Shares of utility stock Southern Company (SO 2.57%) declined 10.3% in the month of March, according to data provided by S&P Global Market Intelligence. The usual investor mindset is that defensive stocks like utilities should be stable regardless of the condition of the overall stock market, but it's tough for any company to escape the wrath of an unprecedented event like the COVID-19 pandemic.

The stock, however, has swiftly reversed course and gained almost 12% in April so far, as of this writing.

So what

Southern Company isn't immune from the COVID-19 pandemic effect. The biggest threat is the widespread lockdown of large power consumers, or commercial and industrial establishments like shops, malls, and offices. A prolonged slowdown in manufacturing activity can hit demand for electricity and gas.

A stock market trading window with up and down arrows.

Image source: Getty Images.

That's undeniably the primary reason why the stock lost weight last month. Because utility stocks also typically carry high levels of debt, any reduction in demand and cash flow also raises concerns about debt repayment and dividend capabilities. Investors have also been worried about any potential impact of the pandemic on Southern Company's Vogtle nuclear construction project.

The stock, however, got a lift later in March when the government announced a $2 trillion coronavirus stimulus package, lifting investor hopes of minimal damage to key sectors.

Now what

Southern's April 1 regulatory filing, though, might disappoint investors, as management said the COVID-19 effect "could disrupt or delay construction, testing, supervisory and support activities at Plant Vogtle Units 3 and 4," which could mean project time and cost overruns for the utility.

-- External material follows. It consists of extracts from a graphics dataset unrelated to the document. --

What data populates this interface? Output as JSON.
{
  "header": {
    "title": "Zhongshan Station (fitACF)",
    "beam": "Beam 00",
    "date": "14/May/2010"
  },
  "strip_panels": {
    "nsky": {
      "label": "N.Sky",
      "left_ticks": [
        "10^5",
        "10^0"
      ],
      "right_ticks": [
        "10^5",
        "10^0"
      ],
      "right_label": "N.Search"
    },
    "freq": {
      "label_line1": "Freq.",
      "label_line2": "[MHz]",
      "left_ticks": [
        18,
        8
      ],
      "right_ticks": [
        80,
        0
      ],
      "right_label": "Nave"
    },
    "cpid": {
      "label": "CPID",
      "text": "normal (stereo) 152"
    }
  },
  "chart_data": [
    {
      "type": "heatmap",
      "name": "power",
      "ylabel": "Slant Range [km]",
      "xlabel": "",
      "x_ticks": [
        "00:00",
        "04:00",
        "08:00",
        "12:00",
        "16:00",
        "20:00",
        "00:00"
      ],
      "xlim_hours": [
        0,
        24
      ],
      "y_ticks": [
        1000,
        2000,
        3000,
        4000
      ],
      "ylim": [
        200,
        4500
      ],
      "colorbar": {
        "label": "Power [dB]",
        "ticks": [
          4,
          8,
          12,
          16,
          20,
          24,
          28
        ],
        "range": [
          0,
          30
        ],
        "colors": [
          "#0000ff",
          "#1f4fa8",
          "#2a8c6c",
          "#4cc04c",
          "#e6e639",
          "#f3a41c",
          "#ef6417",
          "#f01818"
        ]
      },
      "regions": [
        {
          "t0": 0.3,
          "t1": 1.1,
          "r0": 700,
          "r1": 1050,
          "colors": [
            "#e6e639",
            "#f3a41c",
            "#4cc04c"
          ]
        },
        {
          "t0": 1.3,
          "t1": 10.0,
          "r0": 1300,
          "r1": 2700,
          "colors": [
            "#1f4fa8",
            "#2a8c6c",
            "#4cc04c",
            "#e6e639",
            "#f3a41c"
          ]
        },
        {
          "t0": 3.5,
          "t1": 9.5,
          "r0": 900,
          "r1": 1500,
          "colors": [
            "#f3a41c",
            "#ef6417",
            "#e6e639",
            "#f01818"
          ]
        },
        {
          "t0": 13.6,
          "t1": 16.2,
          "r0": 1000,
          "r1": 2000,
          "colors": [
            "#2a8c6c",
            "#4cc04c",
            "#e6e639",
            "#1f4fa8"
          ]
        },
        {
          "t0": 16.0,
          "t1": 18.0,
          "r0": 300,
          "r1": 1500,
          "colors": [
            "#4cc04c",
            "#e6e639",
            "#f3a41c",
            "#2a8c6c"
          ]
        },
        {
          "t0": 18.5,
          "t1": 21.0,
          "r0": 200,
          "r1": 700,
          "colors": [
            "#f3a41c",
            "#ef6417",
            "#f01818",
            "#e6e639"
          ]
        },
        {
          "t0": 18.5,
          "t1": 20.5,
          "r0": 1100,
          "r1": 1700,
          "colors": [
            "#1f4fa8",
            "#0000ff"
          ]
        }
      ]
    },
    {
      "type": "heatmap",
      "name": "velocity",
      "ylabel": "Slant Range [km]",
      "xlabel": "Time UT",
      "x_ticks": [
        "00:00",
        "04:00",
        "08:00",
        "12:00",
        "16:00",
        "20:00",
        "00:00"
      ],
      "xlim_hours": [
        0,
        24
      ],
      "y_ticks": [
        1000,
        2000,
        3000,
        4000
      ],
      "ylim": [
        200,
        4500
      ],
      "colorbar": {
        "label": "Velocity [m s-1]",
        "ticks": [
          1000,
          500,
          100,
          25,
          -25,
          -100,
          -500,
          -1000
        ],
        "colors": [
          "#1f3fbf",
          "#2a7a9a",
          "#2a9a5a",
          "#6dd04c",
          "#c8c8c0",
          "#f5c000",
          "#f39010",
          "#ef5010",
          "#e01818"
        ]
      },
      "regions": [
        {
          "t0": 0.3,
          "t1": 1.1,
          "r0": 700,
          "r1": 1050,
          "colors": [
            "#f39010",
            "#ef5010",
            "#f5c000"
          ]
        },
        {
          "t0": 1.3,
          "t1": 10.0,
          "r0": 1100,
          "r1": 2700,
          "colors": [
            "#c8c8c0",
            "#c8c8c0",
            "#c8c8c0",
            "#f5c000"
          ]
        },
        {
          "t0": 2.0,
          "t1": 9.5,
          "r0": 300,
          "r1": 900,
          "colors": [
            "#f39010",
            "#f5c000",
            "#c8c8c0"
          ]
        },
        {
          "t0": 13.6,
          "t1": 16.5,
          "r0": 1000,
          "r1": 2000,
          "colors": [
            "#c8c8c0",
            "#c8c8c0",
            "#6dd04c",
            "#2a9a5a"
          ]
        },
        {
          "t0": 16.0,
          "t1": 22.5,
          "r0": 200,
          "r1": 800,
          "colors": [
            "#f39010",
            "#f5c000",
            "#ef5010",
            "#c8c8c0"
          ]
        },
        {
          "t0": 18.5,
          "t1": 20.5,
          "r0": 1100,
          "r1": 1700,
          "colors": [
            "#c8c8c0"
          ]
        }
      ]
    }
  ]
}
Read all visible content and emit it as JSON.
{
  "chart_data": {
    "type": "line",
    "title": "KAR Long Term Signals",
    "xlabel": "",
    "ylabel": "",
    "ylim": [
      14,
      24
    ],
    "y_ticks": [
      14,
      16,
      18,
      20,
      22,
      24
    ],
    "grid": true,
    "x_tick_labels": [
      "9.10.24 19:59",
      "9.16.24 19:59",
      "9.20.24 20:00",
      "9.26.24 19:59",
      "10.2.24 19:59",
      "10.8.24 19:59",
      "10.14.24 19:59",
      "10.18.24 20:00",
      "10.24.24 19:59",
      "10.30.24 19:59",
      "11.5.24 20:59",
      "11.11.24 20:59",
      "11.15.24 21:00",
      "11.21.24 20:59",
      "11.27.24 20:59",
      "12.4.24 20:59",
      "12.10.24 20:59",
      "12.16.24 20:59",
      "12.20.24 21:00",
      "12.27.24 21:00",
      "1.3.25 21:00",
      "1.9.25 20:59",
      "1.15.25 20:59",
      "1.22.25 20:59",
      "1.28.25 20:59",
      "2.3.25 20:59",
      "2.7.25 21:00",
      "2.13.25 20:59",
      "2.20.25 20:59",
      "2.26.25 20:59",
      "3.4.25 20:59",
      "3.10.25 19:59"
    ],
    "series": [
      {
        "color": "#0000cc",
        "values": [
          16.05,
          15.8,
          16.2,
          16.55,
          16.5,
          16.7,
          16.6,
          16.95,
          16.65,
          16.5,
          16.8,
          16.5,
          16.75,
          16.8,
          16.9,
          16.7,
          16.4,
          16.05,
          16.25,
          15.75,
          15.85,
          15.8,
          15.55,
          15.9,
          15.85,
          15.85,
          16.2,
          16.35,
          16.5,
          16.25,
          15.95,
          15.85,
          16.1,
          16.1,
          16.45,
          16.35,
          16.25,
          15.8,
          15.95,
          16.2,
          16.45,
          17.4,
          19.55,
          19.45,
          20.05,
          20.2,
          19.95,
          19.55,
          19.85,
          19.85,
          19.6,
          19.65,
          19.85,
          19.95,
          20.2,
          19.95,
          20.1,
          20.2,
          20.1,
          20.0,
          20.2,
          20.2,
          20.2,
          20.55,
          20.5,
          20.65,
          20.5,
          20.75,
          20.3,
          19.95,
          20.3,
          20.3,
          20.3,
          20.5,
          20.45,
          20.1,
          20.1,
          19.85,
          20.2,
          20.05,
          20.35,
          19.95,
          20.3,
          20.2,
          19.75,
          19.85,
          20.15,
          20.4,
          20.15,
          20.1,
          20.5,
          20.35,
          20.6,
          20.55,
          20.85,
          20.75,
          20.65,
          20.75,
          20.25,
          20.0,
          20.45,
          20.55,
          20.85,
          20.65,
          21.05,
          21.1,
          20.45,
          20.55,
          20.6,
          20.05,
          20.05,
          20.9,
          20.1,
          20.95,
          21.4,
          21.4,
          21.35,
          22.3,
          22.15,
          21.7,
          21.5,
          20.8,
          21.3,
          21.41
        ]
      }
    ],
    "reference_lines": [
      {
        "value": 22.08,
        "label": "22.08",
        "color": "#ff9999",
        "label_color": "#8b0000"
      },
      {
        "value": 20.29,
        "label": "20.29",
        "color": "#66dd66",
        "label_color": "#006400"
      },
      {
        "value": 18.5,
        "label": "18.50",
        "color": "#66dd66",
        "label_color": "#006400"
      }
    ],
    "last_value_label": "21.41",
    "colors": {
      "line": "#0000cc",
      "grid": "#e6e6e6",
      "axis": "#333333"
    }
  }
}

On a positive note, Southern Company's electric utility subsidiary Georgia Power has applied for a reduction in its fuel rates by 16% beginning June 1 with the regulatory body Georgia Public Service Commission. That means Georgia Power's natural gas costs are declining as it's making better use of cleaner and renewable energy sources like solar, wind, and nuclear. Georgia Power was the largest contributor to Southern Company's total operating revenue and operating income in 2019.

The stock's rally in April so far, though, suggests investors are more than willing to buy such traditionally "recession-proof stocks," given the rising global coronavirus uncertainty.